My wife has gone out to one of those swanky corporate £100-a-table quiz nights that her employers like to show face at. I've told her that if she brings shame on the family by not winning her bags will be packed and on the doorstep when she stumbles in at god knows what hour! That reminds me, I'm hosting the annual quiz night for her employers and I always enjoy it. I guess they must too or they wouldn't ask me back every year. It's a paying gig but I've already spent the wages on my own little portable PA system, which has a built-in cassette deck for playing audio rounds.

This year's quiz has rounds on News, Numbers, Music, Sport, Televison/Film and Pot Luck as well as two audio rounds and two picture rounds. I'm very proud of the idea I had for one of the picture rounds but I can't tell you about it until after the "gig". I've also got to put a script of sorts together, so things are kept lively, altogether a lot of "gags" are off the cuff. One of Kirsty's colleagues described us as the Ian Brady and Myra Hindley of quiz. Not really sure how to take that!

Work was busy enough today but there was still time to receive and send a few more missives on the subject of the buses especially to Tony Martin, who heads up the Transportation committee. One e-mail I received from him this morning could've been written by Stagecoach themselves it was so sycophantic towards their plans. He confirmed the process by which Stagecoach has to follow before they can change/revise services. Fife Council are given a couple of weeks notice and then the Traffic Commissioner is given 56 days notice but even during that period, should passengers actually find out about the proposals, they have no real right of appeal. Well, they can, but it's as much use as a chocolate teapot. What is interesting, in the light of these procedures, is that Stagecoach plan to add an extra 0600 bus on Monday to the D7 route at the request of one of my neighbours because she starts work in Edinburgh at 0700. This bus isn't on the timetable at the moment and for it to go through it would have to undergo the aforementioned 10 week notice period. If this bus becomes a reality on Monday morning, without the going through the proper procedures, I'm sorely tempted to raise an objection purely to see what would happens. My neighbour would be a bit pissed off but as she's never had this bus previously she wouldn't miss it. I could never beat Stagecoach but I'd love to be able to kick them in the shins and run away! In one of my replies to Mr Martin I suggested that if Fife Council doesn't stand up and be counted they might as well rename Dunfermline "Stagecoach Tescoville".

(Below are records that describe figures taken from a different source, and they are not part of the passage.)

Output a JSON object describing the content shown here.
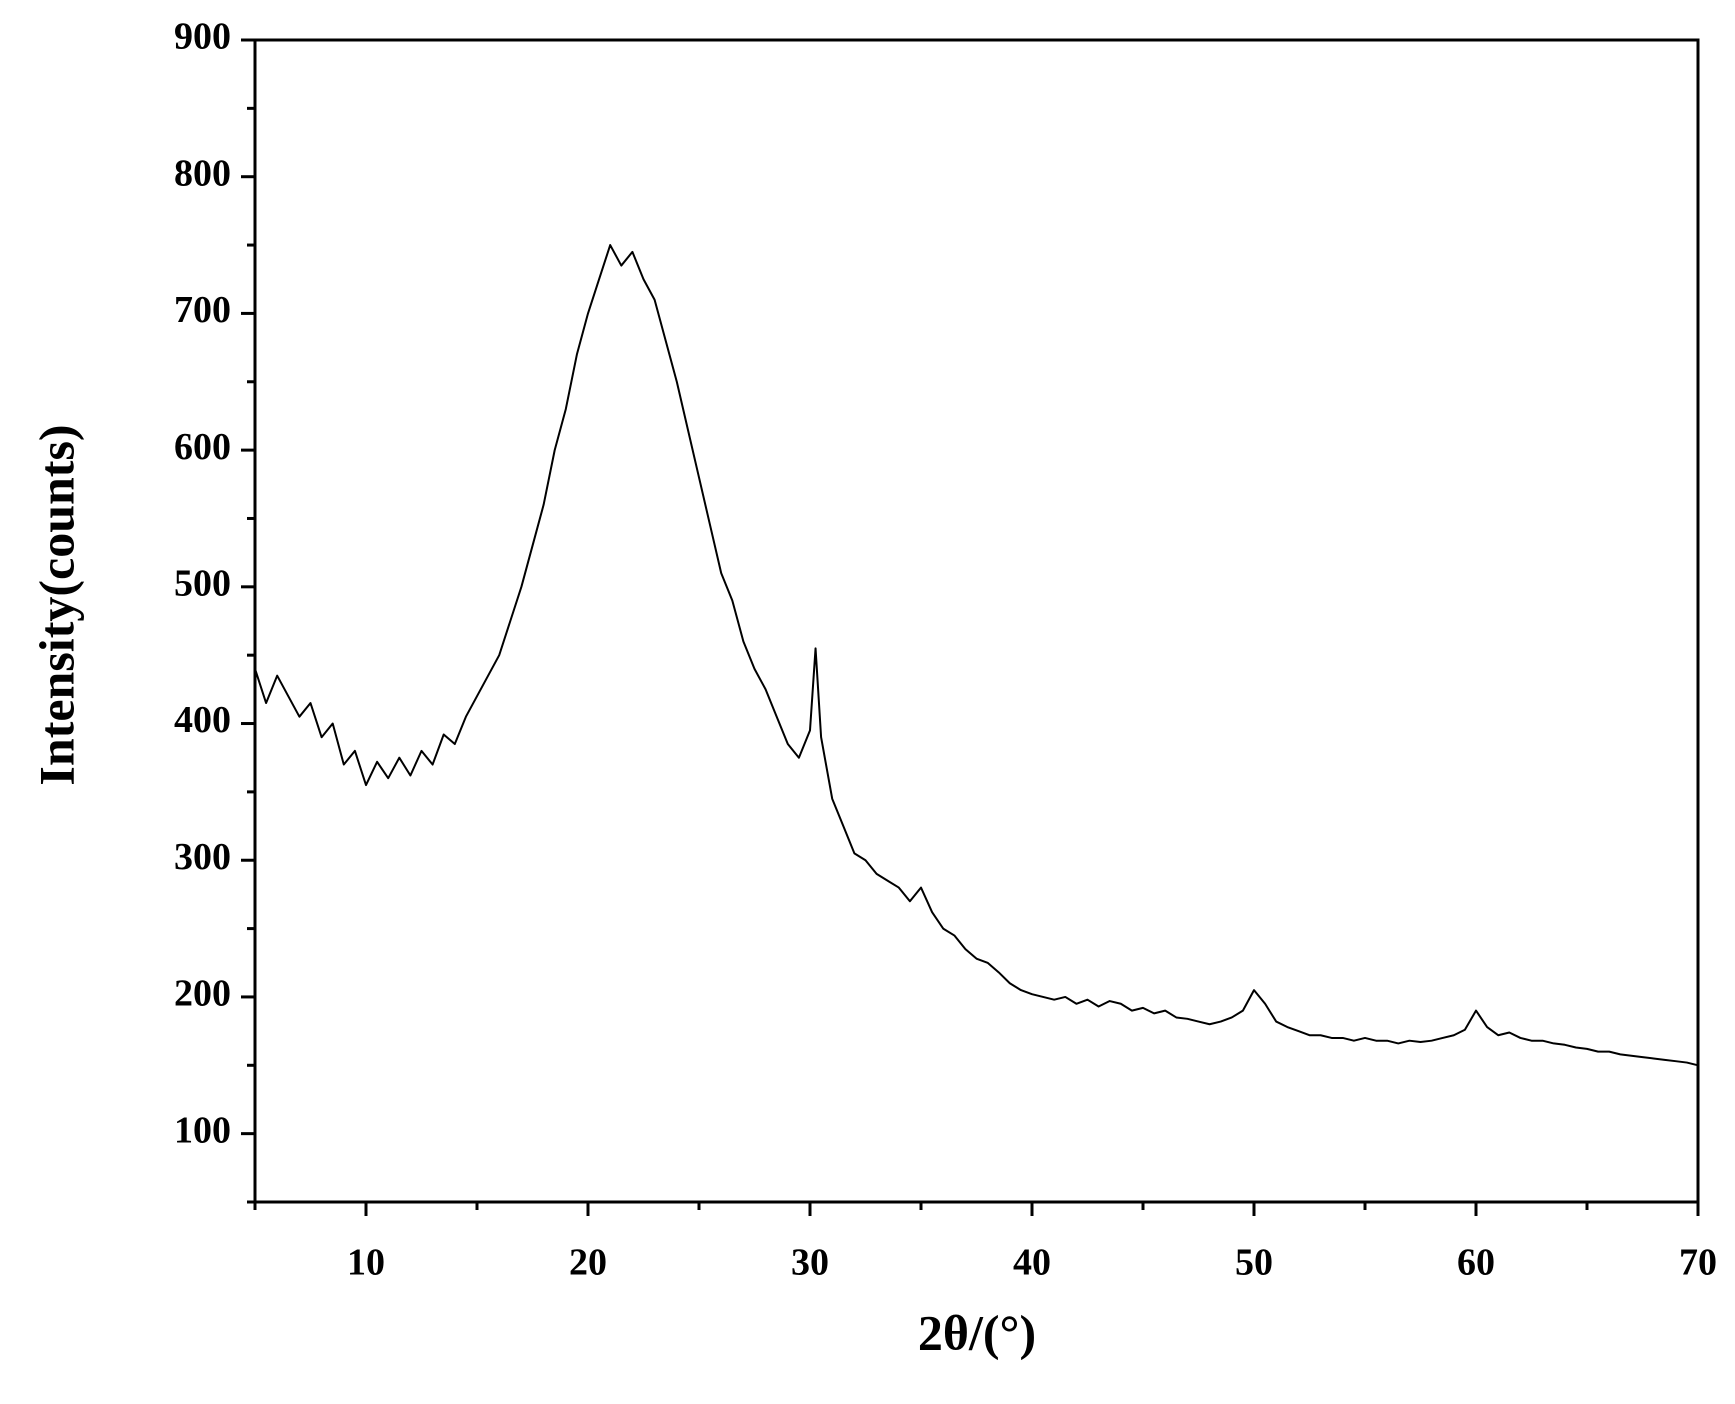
{
  "chart_data": {
    "type": "line",
    "x_label": "2θ/(°)",
    "y_label": "Intensity(counts)",
    "xlim": [
      5,
      70
    ],
    "ylim": [
      50,
      900
    ],
    "xticks": [
      10,
      20,
      30,
      40,
      50,
      60,
      70
    ],
    "yticks": [
      100,
      200,
      300,
      400,
      500,
      600,
      700,
      800,
      900
    ],
    "xminorticks": [
      5,
      15,
      25,
      35,
      45,
      55,
      65
    ],
    "yminorticks": [
      50,
      150,
      250,
      350,
      450,
      550,
      650,
      750,
      850
    ],
    "grid": false,
    "series": [
      {
        "color": "#000000",
        "x": [
          5,
          5.5,
          6,
          6.5,
          7,
          7.5,
          8,
          8.5,
          9,
          9.5,
          10,
          10.5,
          11,
          11.5,
          12,
          12.5,
          13,
          13.5,
          14,
          14.5,
          15,
          15.5,
          16,
          16.5,
          17,
          17.5,
          18,
          18.5,
          19,
          19.5,
          20,
          20.5,
          21,
          21.5,
          22,
          22.5,
          23,
          23.5,
          24,
          24.5,
          25,
          25.5,
          26,
          26.5,
          27,
          27.5,
          28,
          28.5,
          29,
          29.5,
          30,
          30.25,
          30.5,
          31,
          31.5,
          32,
          32.5,
          33,
          33.5,
          34,
          34.5,
          35,
          35.5,
          36,
          36.5,
          37,
          37.5,
          38,
          38.5,
          39,
          39.5,
          40,
          40.5,
          41,
          41.5,
          42,
          42.5,
          43,
          43.5,
          44,
          44.5,
          45,
          45.5,
          46,
          46.5,
          47,
          47.5,
          48,
          48.5,
          49,
          49.5,
          50,
          50.5,
          51,
          51.5,
          52,
          52.5,
          53,
          53.5,
          54,
          54.5,
          55,
          55.5,
          56,
          56.5,
          57,
          57.5,
          58,
          58.5,
          59,
          59.5,
          60,
          60.5,
          61,
          61.5,
          62,
          62.5,
          63,
          63.5,
          64,
          64.5,
          65,
          65.5,
          66,
          66.5,
          67,
          67.5,
          68,
          68.5,
          69,
          69.5,
          70
        ],
        "values": [
          440,
          415,
          435,
          420,
          405,
          415,
          390,
          400,
          370,
          380,
          355,
          372,
          360,
          375,
          362,
          380,
          370,
          392,
          385,
          405,
          420,
          435,
          450,
          475,
          500,
          530,
          560,
          600,
          630,
          670,
          700,
          725,
          750,
          735,
          745,
          725,
          710,
          680,
          650,
          615,
          580,
          545,
          510,
          490,
          460,
          440,
          425,
          405,
          385,
          375,
          395,
          455,
          390,
          345,
          325,
          305,
          300,
          290,
          285,
          280,
          270,
          280,
          262,
          250,
          245,
          235,
          228,
          225,
          218,
          210,
          205,
          202,
          200,
          198,
          200,
          195,
          198,
          193,
          197,
          195,
          190,
          192,
          188,
          190,
          185,
          184,
          182,
          180,
          182,
          185,
          190,
          205,
          195,
          182,
          178,
          175,
          172,
          172,
          170,
          170,
          168,
          170,
          168,
          168,
          166,
          168,
          167,
          168,
          170,
          172,
          176,
          190,
          178,
          172,
          174,
          170,
          168,
          168,
          166,
          165,
          163,
          162,
          160,
          160,
          158,
          157,
          156,
          155,
          154,
          153,
          152,
          150
        ]
      }
    ]
  }
}
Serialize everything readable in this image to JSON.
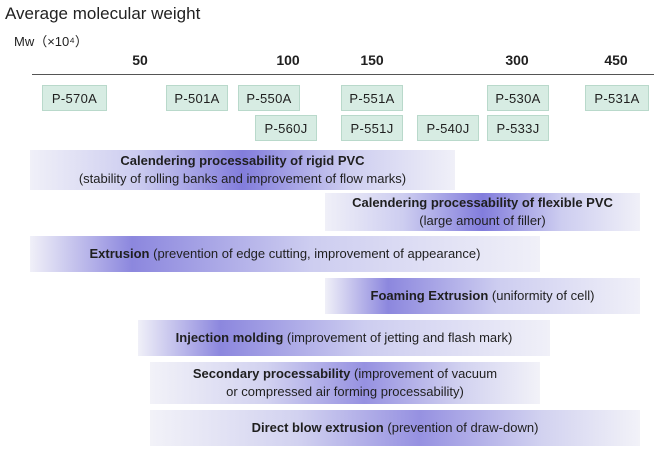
{
  "title": "Average molecular weight",
  "unit": "Mw（×10⁴）",
  "ticks": [
    "50",
    "100",
    "150",
    "300",
    "450"
  ],
  "grades_row1": [
    "P-570A",
    "P-501A",
    "P-550A",
    "P-551A",
    "P-530A",
    "P-531A"
  ],
  "grades_row2": [
    "P-560J",
    "P-551J",
    "P-540J",
    "P-533J"
  ],
  "bars": [
    {
      "title": "Calendering processability of rigid PVC",
      "detail": "(stability of rolling banks and improvement of flow marks)"
    },
    {
      "title": "Calendering processability of flexible PVC",
      "detail": "(large amount of filler)"
    },
    {
      "title": "Extrusion",
      "detail": "(prevention of edge cutting, improvement of appearance)"
    },
    {
      "title": "Foaming Extrusion",
      "detail": "(uniformity of cell)"
    },
    {
      "title": "Injection molding",
      "detail": "(improvement of jetting and flash mark)"
    },
    {
      "title": "Secondary processability",
      "detail": "(improvement of vacuum",
      "detail2": "or compressed air forming processability)"
    },
    {
      "title": "Direct blow extrusion",
      "detail": "(prevention of draw-down)"
    }
  ]
}
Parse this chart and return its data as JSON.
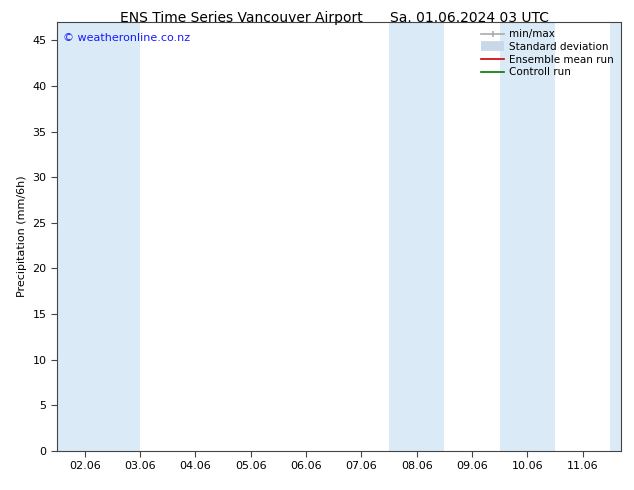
{
  "title_left": "ENS Time Series Vancouver Airport",
  "title_right": "Sa. 01.06.2024 03 UTC",
  "ylabel": "Precipitation (mm/6h)",
  "ylim": [
    0,
    47
  ],
  "yticks": [
    0,
    5,
    10,
    15,
    20,
    25,
    30,
    35,
    40,
    45
  ],
  "xtick_labels": [
    "02.06",
    "03.06",
    "04.06",
    "05.06",
    "06.06",
    "07.06",
    "08.06",
    "09.06",
    "10.06",
    "11.06"
  ],
  "xtick_positions": [
    0,
    1,
    2,
    3,
    4,
    5,
    6,
    7,
    8,
    9
  ],
  "xlim": [
    -0.5,
    9.7
  ],
  "shaded_bands": [
    {
      "x_start": -0.5,
      "x_end": 0.0
    },
    {
      "x_start": 0.0,
      "x_end": 1.0
    },
    {
      "x_start": 5.5,
      "x_end": 6.5
    },
    {
      "x_start": 7.5,
      "x_end": 8.5
    },
    {
      "x_start": 9.5,
      "x_end": 9.7
    }
  ],
  "band_color": "#daeaf7",
  "background_color": "#ffffff",
  "watermark": "© weatheronline.co.nz",
  "watermark_color": "#1a1aff",
  "legend_labels": [
    "min/max",
    "Standard deviation",
    "Ensemble mean run",
    "Controll run"
  ],
  "legend_colors_line": [
    "#aaaaaa",
    "#c0d4e8",
    "#cc0000",
    "#007700"
  ],
  "title_fontsize": 10,
  "axis_fontsize": 8,
  "tick_fontsize": 8,
  "legend_fontsize": 7.5
}
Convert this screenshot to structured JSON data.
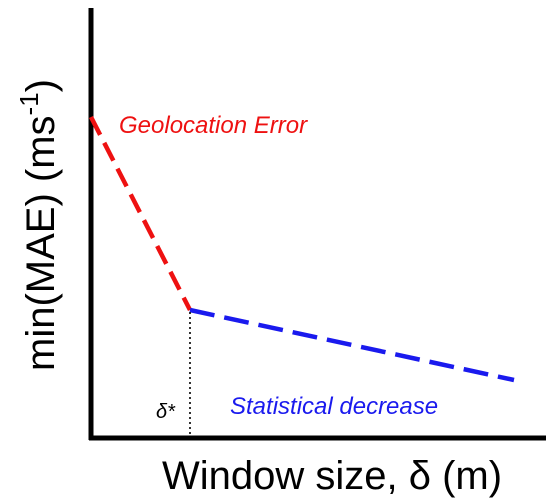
{
  "diagram": {
    "ylabel_base": "min(MAE) (ms",
    "ylabel_sup": "-1",
    "ylabel_close": ")",
    "xlabel": "Window size, δ (m)",
    "threshold_label": "δ*",
    "segments": [
      {
        "label": "Geolocation Error",
        "color": "#ee1111",
        "style": "dashed"
      },
      {
        "label": "Statistical decrease",
        "color": "#1a1aee",
        "style": "dashed"
      }
    ],
    "threshold_line": {
      "color": "#000000",
      "style": "dotted"
    },
    "axis_color": "#000000"
  }
}
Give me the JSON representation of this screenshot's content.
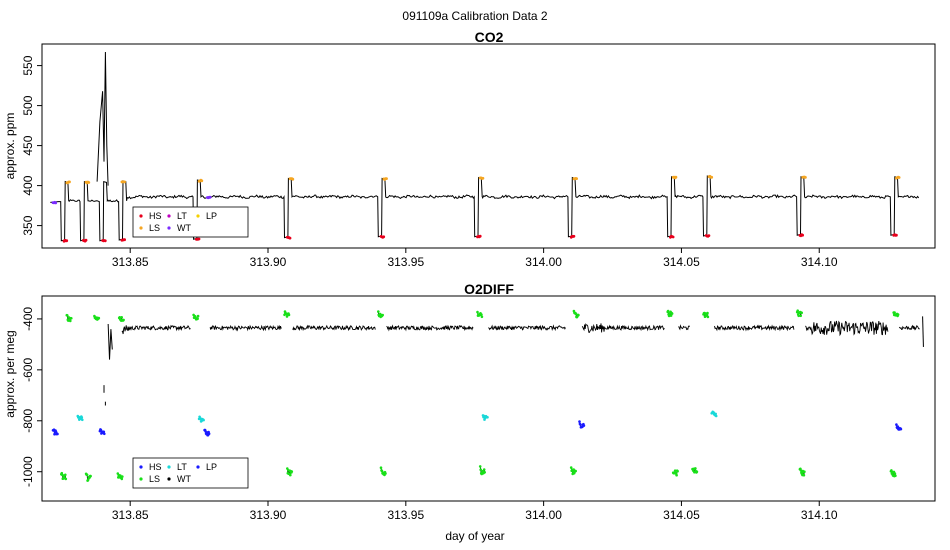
{
  "figure": {
    "title": "091109a   Calibration Data 2"
  },
  "colors": {
    "line": "#000000",
    "HS": "#e8001c",
    "LS": "#f5a623",
    "LT": "#c000c0",
    "WT": "#7b2cff",
    "LP": "#f5d000",
    "HS_o2": "#1a1aff",
    "LS_o2": "#19e019",
    "LT_o2": "#19d8d8",
    "WT_o2": "#000000",
    "LP_o2": "#1a1aff"
  },
  "chart_data": [
    {
      "type": "line",
      "title": "CO2",
      "xlabel": "",
      "ylabel": "approx. ppm",
      "xlim": [
        313.818,
        314.142
      ],
      "ylim": [
        322,
        577
      ],
      "xticks": [
        313.85,
        313.9,
        313.95,
        314.0,
        314.05,
        314.1
      ],
      "xtick_labels": [
        "313.85",
        "313.90",
        "313.95",
        "314.00",
        "314.05",
        "314.10"
      ],
      "yticks": [
        350,
        400,
        450,
        500,
        550
      ],
      "ytick_labels": [
        "350",
        "400",
        "450",
        "500",
        "550"
      ],
      "legend": {
        "position": "bottom-left",
        "entries": [
          "HS",
          "LT",
          "LP",
          "LS",
          "WT"
        ]
      },
      "baseline_ppm": 386,
      "calibration_cycles": [
        {
          "x": 313.825,
          "high": 405,
          "low": 331
        },
        {
          "x": 313.832,
          "high": 405,
          "low": 331
        },
        {
          "x": 313.839,
          "high": 405,
          "low": 331
        },
        {
          "x": 313.846,
          "high": 406,
          "low": 332
        },
        {
          "x": 313.873,
          "high": 407,
          "low": 333
        },
        {
          "x": 313.906,
          "high": 409,
          "low": 335
        },
        {
          "x": 313.94,
          "high": 409,
          "low": 336
        },
        {
          "x": 313.975,
          "high": 410,
          "low": 336
        },
        {
          "x": 314.009,
          "high": 410,
          "low": 336
        },
        {
          "x": 314.045,
          "high": 411,
          "low": 336
        },
        {
          "x": 314.058,
          "high": 412,
          "low": 337
        },
        {
          "x": 314.092,
          "high": 411,
          "low": 338
        },
        {
          "x": 314.126,
          "high": 411,
          "low": 338
        }
      ],
      "spike": {
        "x": [
          313.838,
          313.839,
          313.84,
          313.8405,
          313.841,
          313.8415,
          313.842
        ],
        "y": [
          405,
          480,
          518,
          430,
          567,
          450,
          400
        ]
      },
      "points": [
        {
          "label": "HS",
          "x": [
            313.826,
            313.833,
            313.84,
            313.847,
            313.874,
            313.907,
            313.941,
            313.976,
            314.01,
            314.046,
            314.059,
            314.093,
            314.127
          ],
          "y": [
            331,
            331,
            331,
            332,
            333,
            335,
            336,
            336,
            336,
            336,
            337,
            338,
            338
          ]
        },
        {
          "label": "LS",
          "x": [
            313.827,
            313.834,
            313.847,
            313.875,
            313.908,
            313.942,
            313.977,
            314.011,
            314.047,
            314.06,
            314.094,
            314.128
          ],
          "y": [
            404,
            404,
            405,
            406,
            408,
            408,
            409,
            409,
            410,
            411,
            410,
            410
          ]
        },
        {
          "label": "WT",
          "x": [
            313.822,
            313.878
          ],
          "y": [
            379,
            385
          ]
        }
      ]
    },
    {
      "type": "line",
      "title": "O2DIFF",
      "xlabel": "day of year",
      "ylabel": "approx. per meg",
      "xlim": [
        313.818,
        314.142
      ],
      "ylim": [
        -1115,
        -310
      ],
      "xticks": [
        313.85,
        313.9,
        313.95,
        314.0,
        314.05,
        314.1
      ],
      "xtick_labels": [
        "313.85",
        "313.90",
        "313.95",
        "314.00",
        "314.05",
        "314.10"
      ],
      "yticks": [
        -400,
        -600,
        -800,
        -1000
      ],
      "ytick_labels": [
        "-400",
        "-600",
        "-800",
        "-1000"
      ],
      "legend": {
        "position": "bottom-left",
        "entries": [
          "HS",
          "LT",
          "LP",
          "LS",
          "WT"
        ]
      },
      "baseline_per_meg": -435,
      "clusters": [
        {
          "x": 313.822,
          "y": -845,
          "color": "HS_o2"
        },
        {
          "x": 313.825,
          "y": -1020,
          "color": "LS_o2"
        },
        {
          "x": 313.827,
          "y": -400,
          "color": "LS_o2"
        },
        {
          "x": 313.831,
          "y": -790,
          "color": "LT_o2"
        },
        {
          "x": 313.834,
          "y": -1025,
          "color": "LS_o2"
        },
        {
          "x": 313.837,
          "y": -400,
          "color": "LS_o2"
        },
        {
          "x": 313.839,
          "y": -845,
          "color": "HS_o2"
        },
        {
          "x": 313.8455,
          "y": -1020,
          "color": "LS_o2"
        },
        {
          "x": 313.846,
          "y": -400,
          "color": "LS_o2"
        },
        {
          "x": 313.873,
          "y": -395,
          "color": "LS_o2"
        },
        {
          "x": 313.875,
          "y": -795,
          "color": "LT_o2"
        },
        {
          "x": 313.877,
          "y": -850,
          "color": "HS_o2"
        },
        {
          "x": 313.907,
          "y": -1005,
          "color": "LS_o2"
        },
        {
          "x": 313.906,
          "y": -385,
          "color": "LS_o2"
        },
        {
          "x": 313.941,
          "y": -1005,
          "color": "LS_o2"
        },
        {
          "x": 313.94,
          "y": -385,
          "color": "LS_o2"
        },
        {
          "x": 313.977,
          "y": -1000,
          "color": "LS_o2"
        },
        {
          "x": 313.976,
          "y": -385,
          "color": "LS_o2"
        },
        {
          "x": 313.978,
          "y": -790,
          "color": "LT_o2"
        },
        {
          "x": 314.01,
          "y": -1000,
          "color": "LS_o2"
        },
        {
          "x": 314.011,
          "y": -385,
          "color": "LS_o2"
        },
        {
          "x": 314.013,
          "y": -820,
          "color": "HS_o2"
        },
        {
          "x": 314.047,
          "y": -1005,
          "color": "LS_o2"
        },
        {
          "x": 314.045,
          "y": -380,
          "color": "LS_o2"
        },
        {
          "x": 314.054,
          "y": -995,
          "color": "LS_o2"
        },
        {
          "x": 314.058,
          "y": -385,
          "color": "LS_o2"
        },
        {
          "x": 314.061,
          "y": -775,
          "color": "LT_o2"
        },
        {
          "x": 314.093,
          "y": -1005,
          "color": "LS_o2"
        },
        {
          "x": 314.092,
          "y": -380,
          "color": "LS_o2"
        },
        {
          "x": 314.126,
          "y": -1010,
          "color": "LS_o2"
        },
        {
          "x": 314.127,
          "y": -385,
          "color": "LS_o2"
        },
        {
          "x": 314.128,
          "y": -830,
          "color": "HS_o2"
        }
      ]
    }
  ]
}
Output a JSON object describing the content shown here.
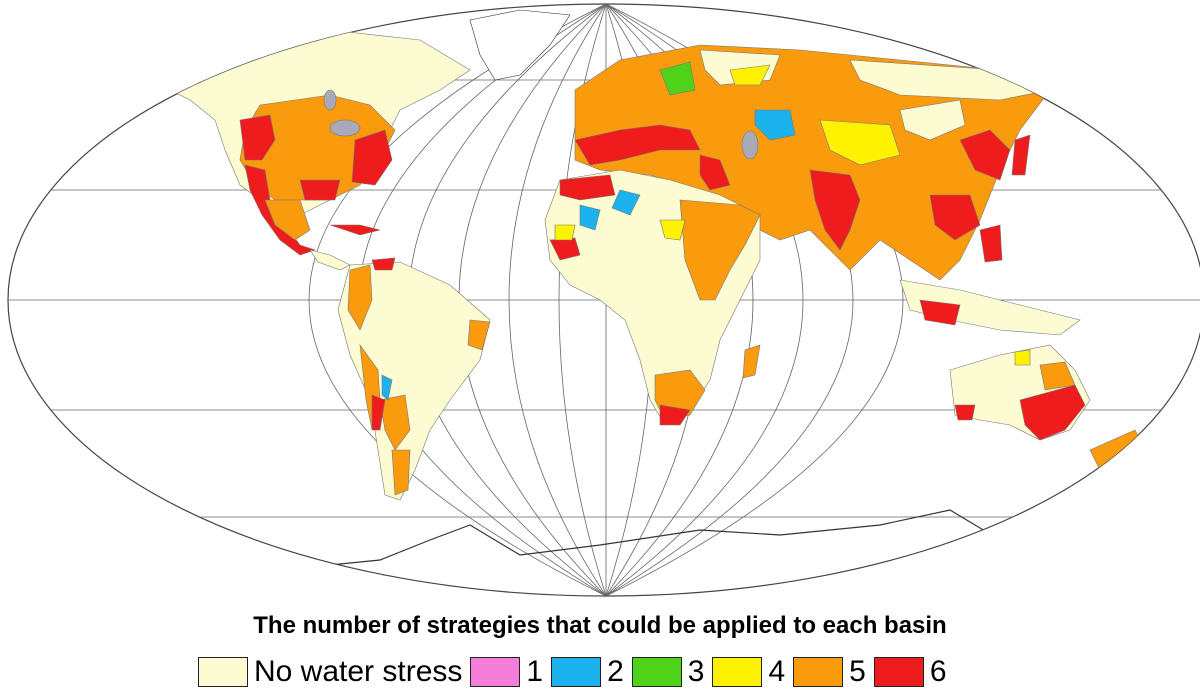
{
  "title": "The number of strategies that could be applied to each basin",
  "legend": [
    {
      "label": "No water stress",
      "color": "#fdfbd2"
    },
    {
      "label": "1",
      "color": "#f57fd8"
    },
    {
      "label": "2",
      "color": "#1bb2ee"
    },
    {
      "label": "3",
      "color": "#4fd21a"
    },
    {
      "label": "4",
      "color": "#fff200"
    },
    {
      "label": "5",
      "color": "#f99b0c"
    },
    {
      "label": "6",
      "color": "#ee1c1c"
    }
  ],
  "colors": {
    "land": "#fdfbd2",
    "lake": "#a9a9b9",
    "graticule": "#555555",
    "greenland": "#ffffff"
  }
}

I'm a longtime subscriber to Mojo and the highlight of the month is my attempt to complete the prize crossword without using any reference materials. So, I'm off to bed to with my Mojo, a Parker pen and a glass of water. Goodnight.

BBC Paul

P.S. Forth One's "The Word Is Out" competition has been running for a couple of months now and it's up to £4100 (started at £50 and goes up £50 per day). It's an achievement just to get through to the studio but most of us in the office try everyday. I NEED my own car and I'm desperate to win it. I was rather pissed off this morning when the Chief Inspector called me through to his office just as they were starting today's comp. Anyway, the phrase with the missing word, said by James Dean Bradfield, is "I don't want that to sound dismissive of the actual solo records themselves, I think they were kind of, they were good ________ exercises". We have a list of words in the office that we have on standby should any of us get through. Apparently, we'll kick ourselves when we finally hear the answer.